Rabu, 14 Agustus 2019

Pentingnya Pencatatan Perkawinan

“PENCATATAN PERKAWINAN”

"Buku Nikah Sebagai Dokumen Resmi Pencatatan Peristiwa Nikah"
Mengapa Perkawinan Harus Tercatat...?
Pencatatan perkawinan pada prinsipnya bertujuan untuk mewujudkan ketertiban perkawinan dalam masyarakat khususnya yang ada di Indonesia. Meskipun dalam ajaran Islam tidak ada ketentuan secara khusus tentang pencatatan perkawinan tetapi demi untuk mewujudkan ketertiban perkawinan yang ada di Indonesia maka pemerintah telah mengaturnya dalam aturan Undang-Undang No. 1 Tahun 1974 Tentang Perkawinan, yang didalamnya memuat aturan pencatatan perkawinan. Salah satu hal yang sangat dipertimbangkan adanya pencatatan perkawinan adalah untuk melindungi harkat dan martabat, serta kesucian perkawinan, lebih khusus lagi bagi perempuan dalam kehidupan berumah tangga.
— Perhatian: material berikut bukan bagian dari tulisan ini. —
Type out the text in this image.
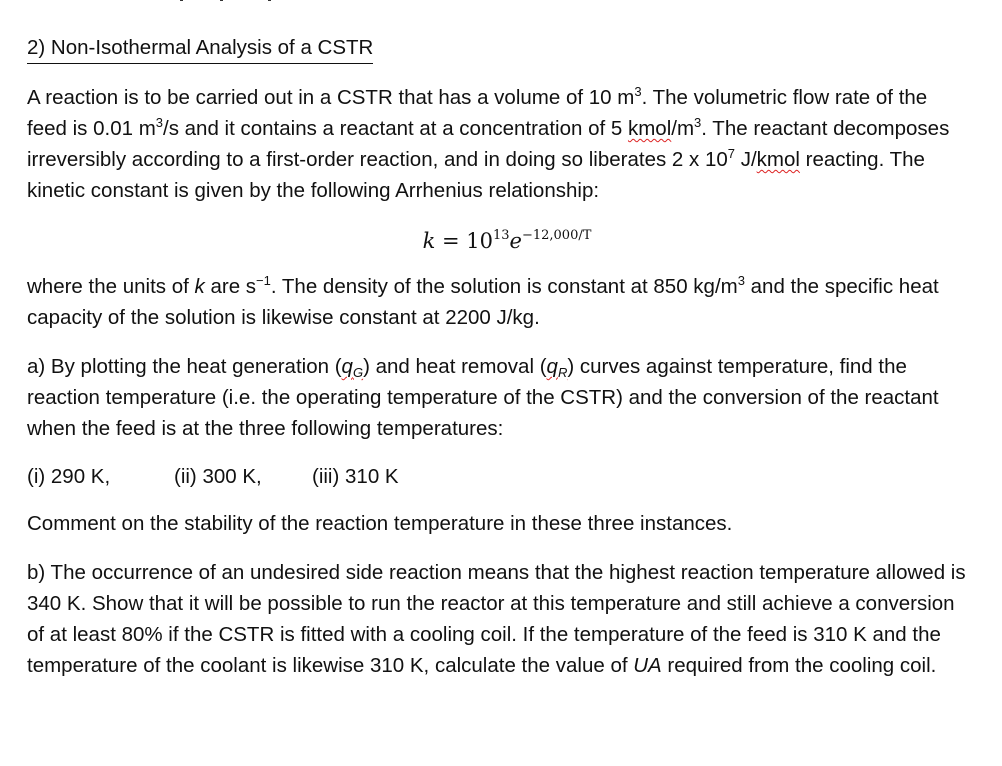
2) Non-Isothermal Analysis of a CSTR

A reaction is to be carried out in a CSTR that has a volume of 10 $m^3$. The volumetric flow rate of the feed is 0.01 $m^3/s$ and it contains a reactant at a concentration of 5 kmol/$m^3$. The reactant decomposes irreversibly according to a first-order reaction, and in doing so liberates 2 x $10^7$ J/kmol reacting. The kinetic constant is given by the following Arrhenius relationship:

$k = 10^{13}e^{-12,000/T}$

where the units of k are $s^{-1}$. The density of the solution is constant at 850 $kg/m^3$ and the specific heat capacity of the solution is likewise constant at 2200 J/kg.

a) By plotting the heat generation $(q_G)$ and heat removal $(q_R)$ curves against temperature, find the reaction temperature (i.e. the operating temperature of the CSTR) and the conversion of the reactant when the feed is at the three following temperatures:

(i) 290 K,	(ii) 300 K, (iii) 310 K

Comment on the stability of the reaction temperature in these three instances.

b) The occurrence of an undesired side reaction means that the highest reaction temperature allowed is 340 K. Show that it will be possible to run the reactor at this temperature and still achieve a conversion of at least 80% if the CSTR is fitted with a cooling coil. If the temperature of the feed is 310 K and the temperature of the coolant is likewise 310 K, calculate the value of UA required from the cooling coil.
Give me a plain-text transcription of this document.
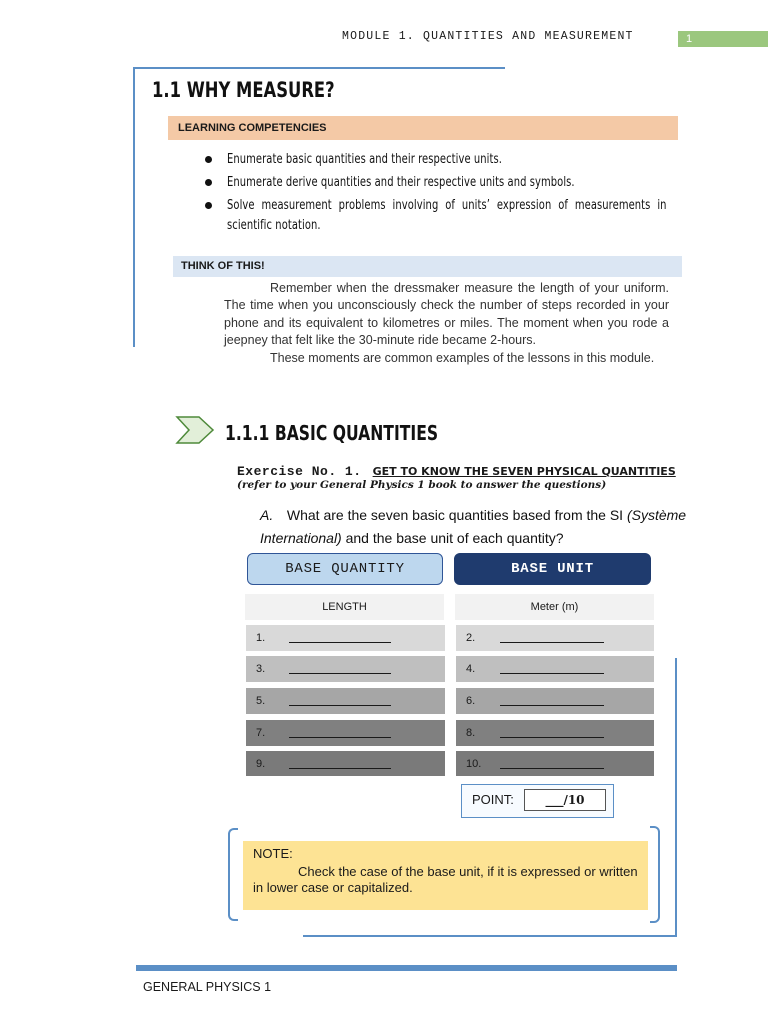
MODULE 1. QUANTITIES AND MEASUREMENT	1
1.1 WHY MEASURE?
LEARNING COMPETENCIES
Enumerate basic quantities and their respective units.
Enumerate derive quantities and their respective units and symbols.
Solve measurement problems involving of units’ expression of measurements in scientific notation.
THINK OF THIS!

Remember when the dressmaker measure the length of your uniform. The time when you unconsciously check the number of steps recorded in your phone and its equivalent to kilometres or miles. The moment when you rode a jeepney that felt like the 30-minute ride became 2-hours.

These moments are common examples of the lessons in this module.

1.1.1 BASIC QUANTITIES
Exercise No. 1. GET TO KNOW THE SEVEN PHYSICAL QUANTITIES
(refer to your General Physics 1 book to answer the questions)
A. What are the seven basic quantities based from the SI (Système International) and the base unit of each quantity?
BASE QUANTITY	BASE UNIT
LENGTH	Meter (m)
1.	2.
3.	4.
5.	6.
7.	8.
9.	10.
POINT:	___/10
NOTE:

Check the case of the base unit, if it is expressed or written in lower case or capitalized.

GENERAL PHYSICS 1
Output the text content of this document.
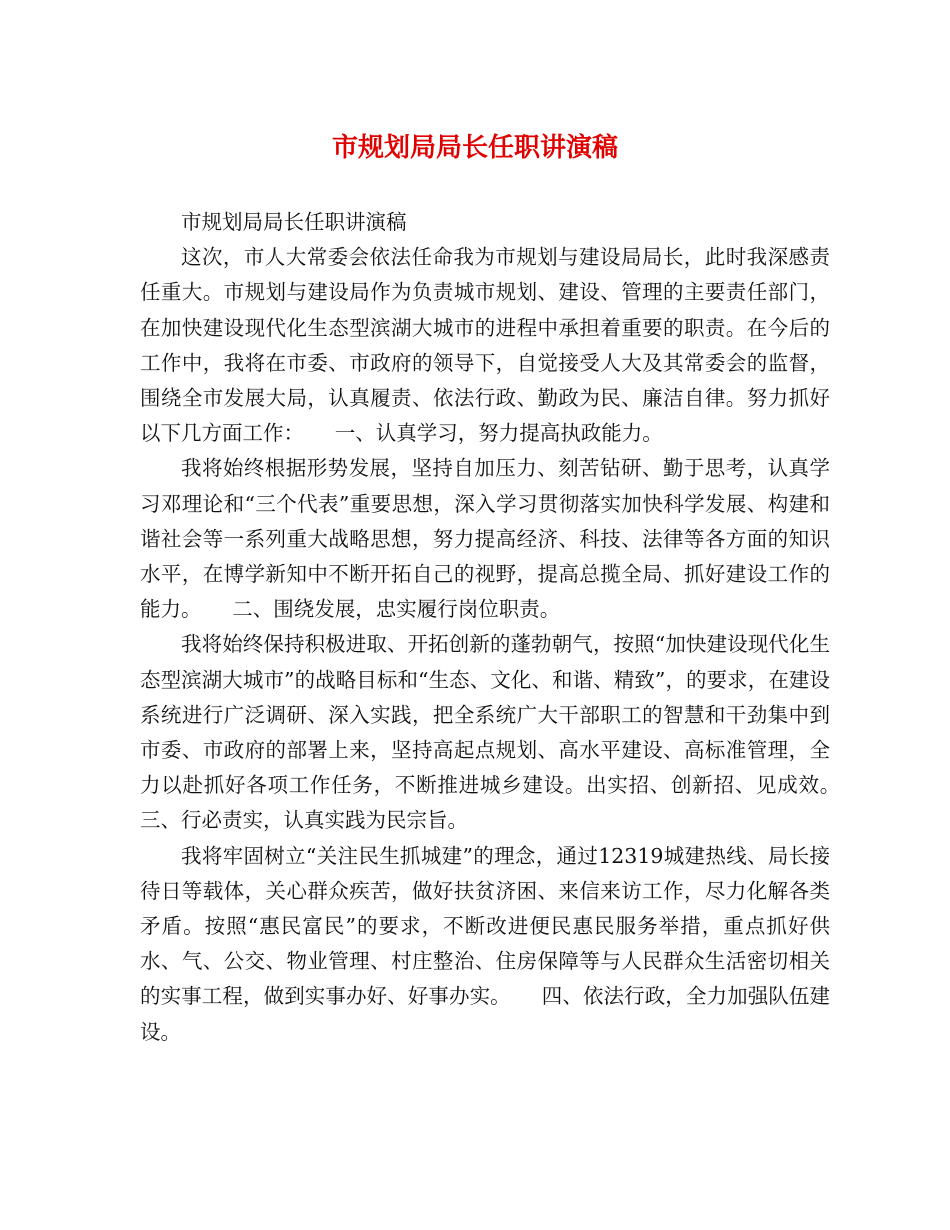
市规划局局长任职讲演稿

市规划局局长任职讲演稿

这次，市人大常委会依法任命我为市规划与建设局局长，此时我深感责任重大。市规划与建设局作为负责城市规划、建设、管理的主要责任部门，在加快建设现代化生态型滨湖大城市的进程中承担着重要的职责。在今后的工作中，我将在市委、市政府的领导下，自觉接受人大及其常委会的监督，围绕全市发展大局，认真履责、依法行政、勤政为民、廉洁自律。努力抓好以下几方面工作：　　一、认真学习，努力提高执政能力。

我将始终根据形势发展，坚持自加压力、刻苦钻研、勤于思考，认真学习邓理论和“三个代表”重要思想，深入学习贯彻落实加快科学发展、构建和谐社会等一系列重大战略思想，努力提高经济、科技、法律等各方面的知识水平，在博学新知中不断开拓自己的视野，提高总揽全局、抓好建设工作的能力。　　二、围绕发展，忠实履行岗位职责。

我将始终保持积极进取、开拓创新的蓬勃朝气，按照“加快建设现代化生态型滨湖大城市”的战略目标和“生态、文化、和谐、精致”，的要求，在建设系统进行广泛调研、深入实践，把全系统广大干部职工的智慧和干劲集中到市委、市政府的部署上来，坚持高起点规划、高水平建设、高标准管理，全力以赴抓好各项工作任务，不断推进城乡建设。出实招、创新招、见成效。　　三、行必责实，认真实践为民宗旨。

我将牢固树立“关注民生抓城建”的理念，通过12319城建热线、局长接待日等载体，关心群众疾苦，做好扶贫济困、来信来访工作，尽力化解各类矛盾。按照“惠民富民”的要求，不断改进便民惠民服务举措，重点抓好供水、气、公交、物业管理、村庄整治、住房保障等与人民群众生活密切相关的实事工程，做到实事办好、好事办实。　　四、依法行政，全力加强队伍建设。
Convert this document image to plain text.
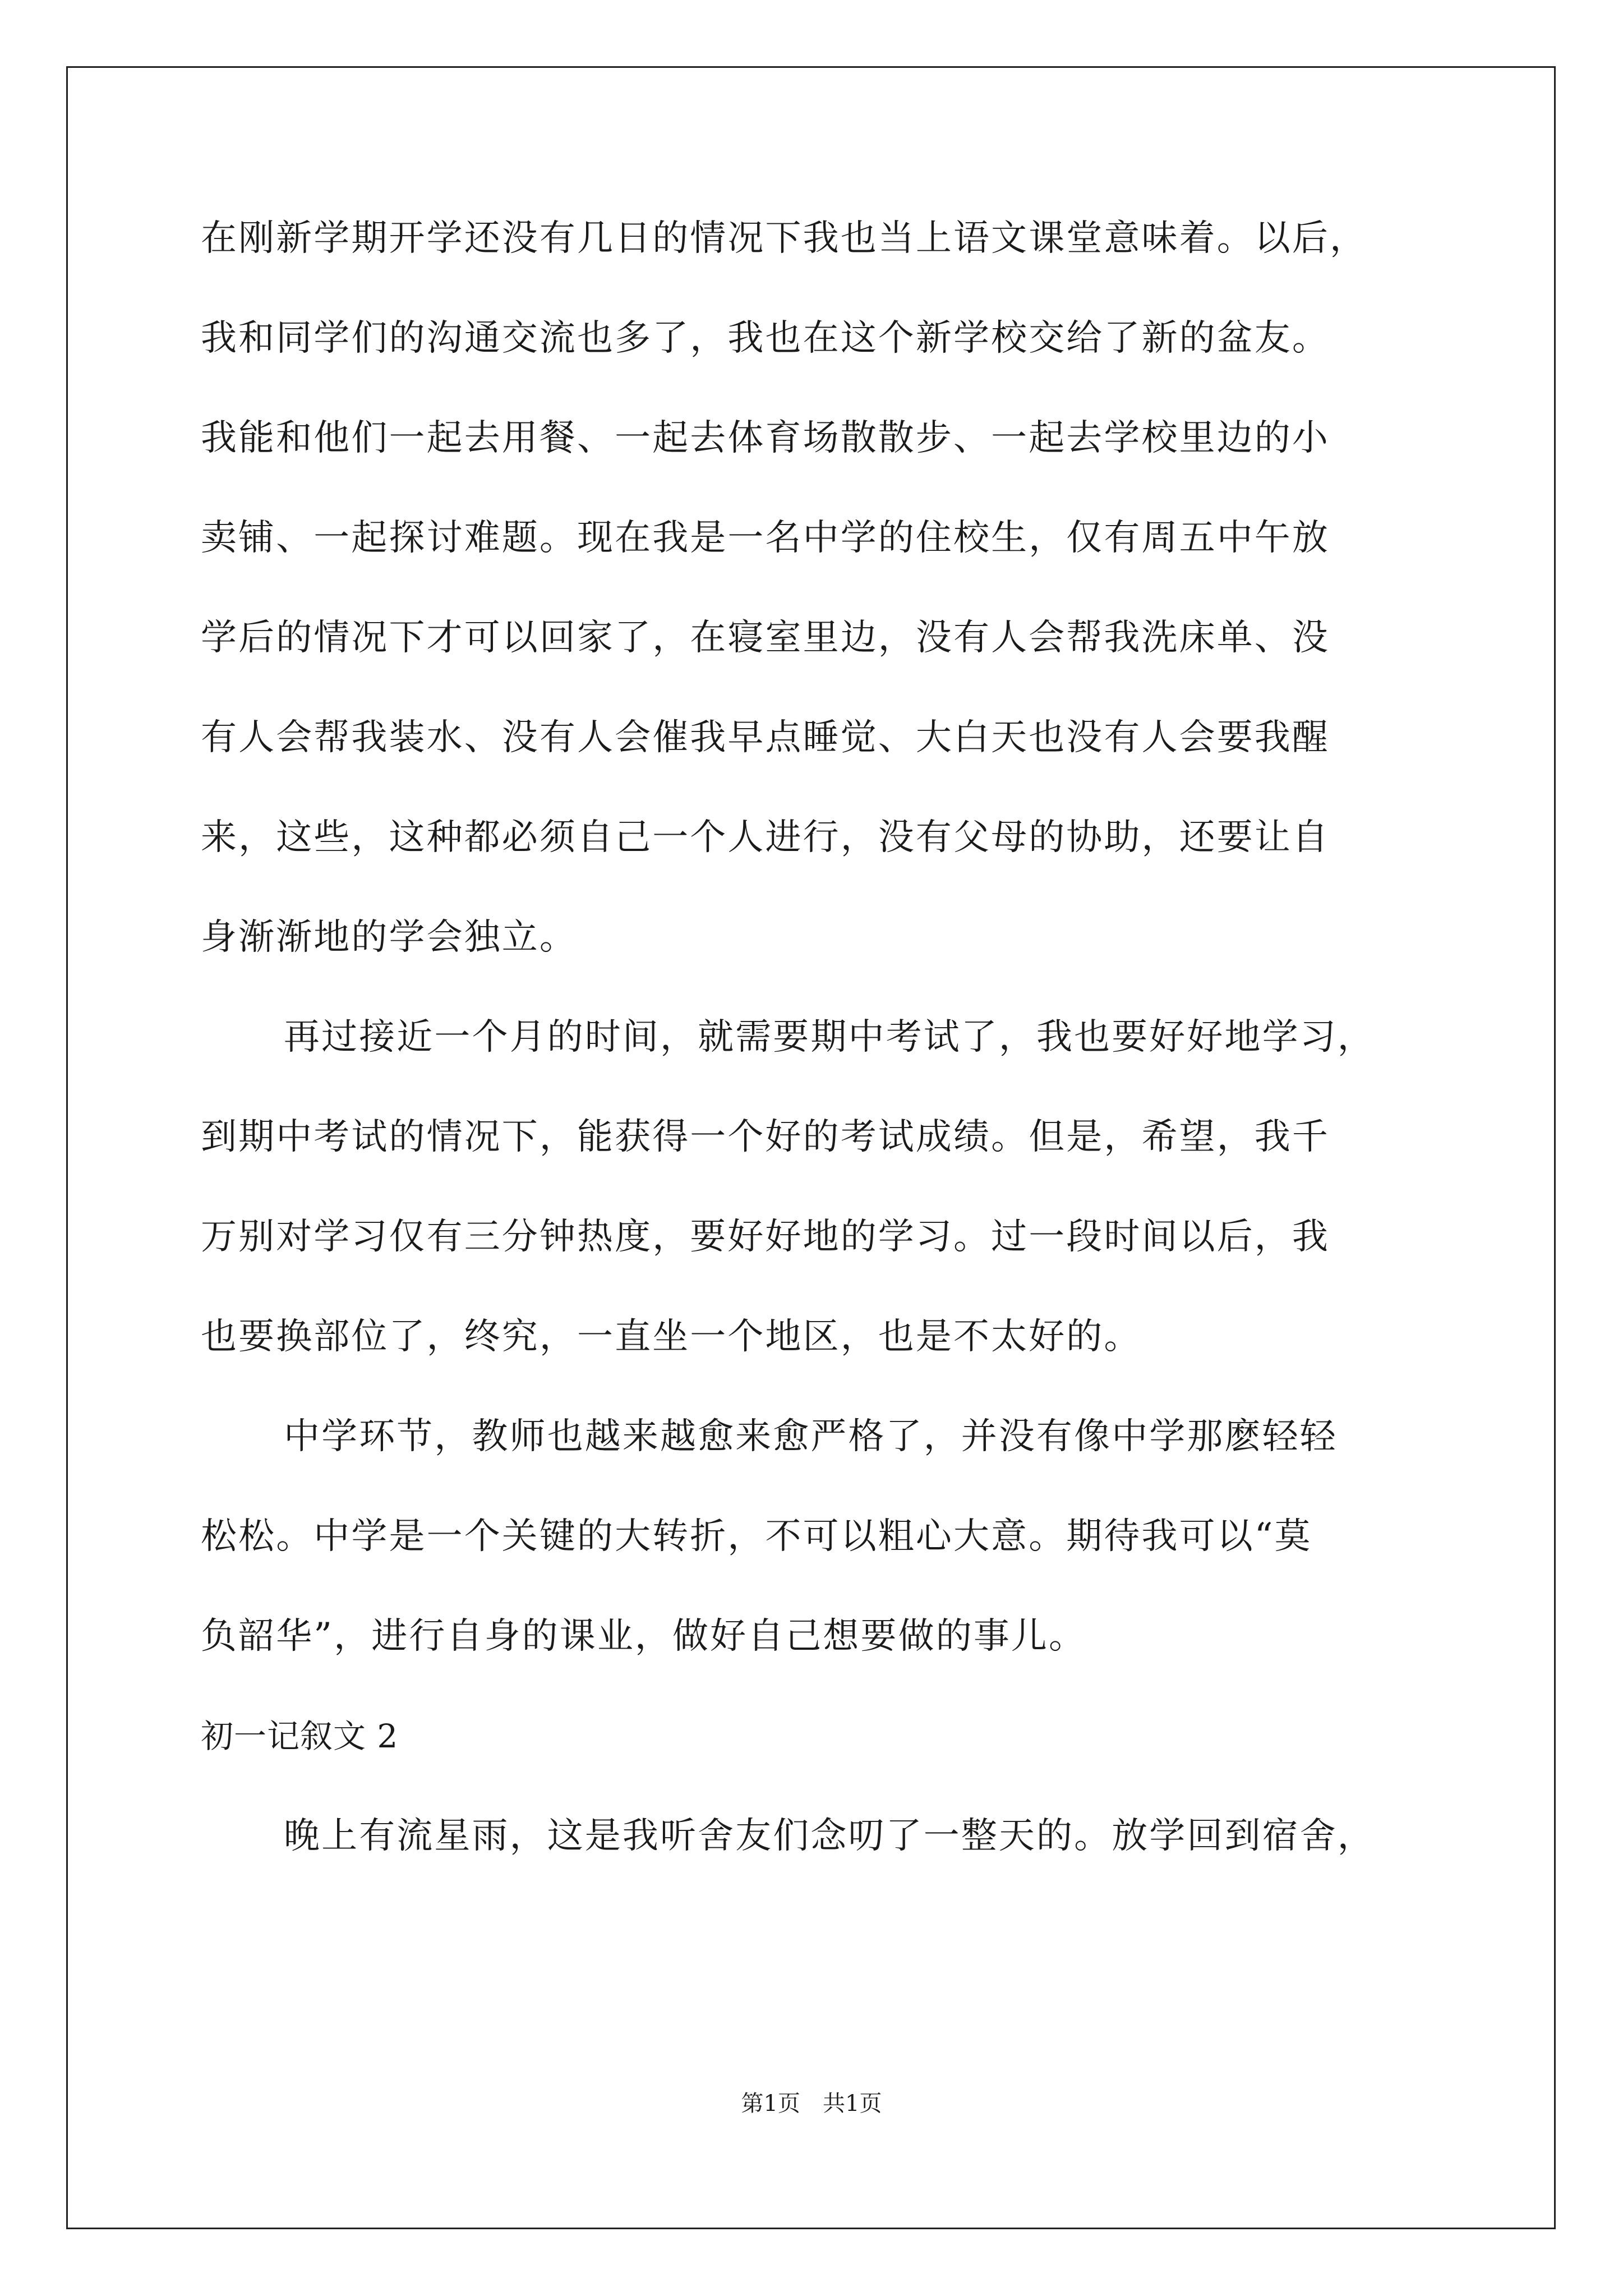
在刚新学期开学还没有几日的情况下我也当上语文课堂意味着。以后，
我和同学们的沟通交流也多了，我也在这个新学校交给了新的盆友。
我能和他们一起去用餐、一起去体育场散散步、一起去学校里边的小
卖铺、一起探讨难题。现在我是一名中学的住校生，仅有周五中午放
学后的情况下才可以回家了，在寝室里边，没有人会帮我洗床单、没
有人会帮我装水、没有人会催我早点睡觉、大白天也没有人会要我醒
来，这些，这种都必须自己一个人进行，没有父母的协助，还要让自
身渐渐地的学会独立。
再过接近一个月的时间，就需要期中考试了，我也要好好地学习，
到期中考试的情况下，能获得一个好的考试成绩。但是，希望，我千
万别对学习仅有三分钟热度，要好好地的学习。过一段时间以后，我
也要换部位了，终究，一直坐一个地区，也是不太好的。
中学环节，教师也越来越愈来愈严格了，并没有像中学那麽轻轻
松松。中学是一个关键的大转折，不可以粗心大意。期待我可以“莫
负韶华”，进行自身的课业，做好自己想要做的事儿。
初一记叙文 2
晚上有流星雨，这是我听舍友们念叨了一整天的。放学回到宿舍，
第1页　共1页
Melalui pencatatan perkawinan yang dibuktikan dengan akta nikah atau buku Nikah yang masing-masing suami istri mendapat salinannya, apabila suatu saat nanti terjadi perselisihan atau percekcokan di antara mereka atau salah satu tidak bertanggung jawab, maka salah satu diantaranya dapat melakukan upaya hukum guna mempertahankan atau memperoleh hak-hak masing-masing. Karena dengan akta tersebut, memiliki bukti otentik perbuatan hukum yang telah mereka lakukan. Dalam Kompilasi Hukum Islam (KHI) Pasal 3 dijelaskan bahwa perkawinan bertujuan untuk mewujudkan kehidupan rumahtangga yang sakinah, mawaddah dan rahmah. Dengan memahami apa yang termuat dalam penjelasan umum undang-undang perkawinan No. 1 tahun 1974 dapat dikatakan bahwa pencatatan perkawinan merupakan sebuah usaha yang bertujuan untuk mewujudkan ketertiban dalam masyarakat. Dengan maksud sewaktu-waktu dapat dipergunakan bila perlu dan dapat dipakai sebagai bukti otentik yang nilai kekuatan pembuktiannya sah dan mengikat selam tidak ada alat bukti lain yang mampu mengurangi nilai kekuatannya.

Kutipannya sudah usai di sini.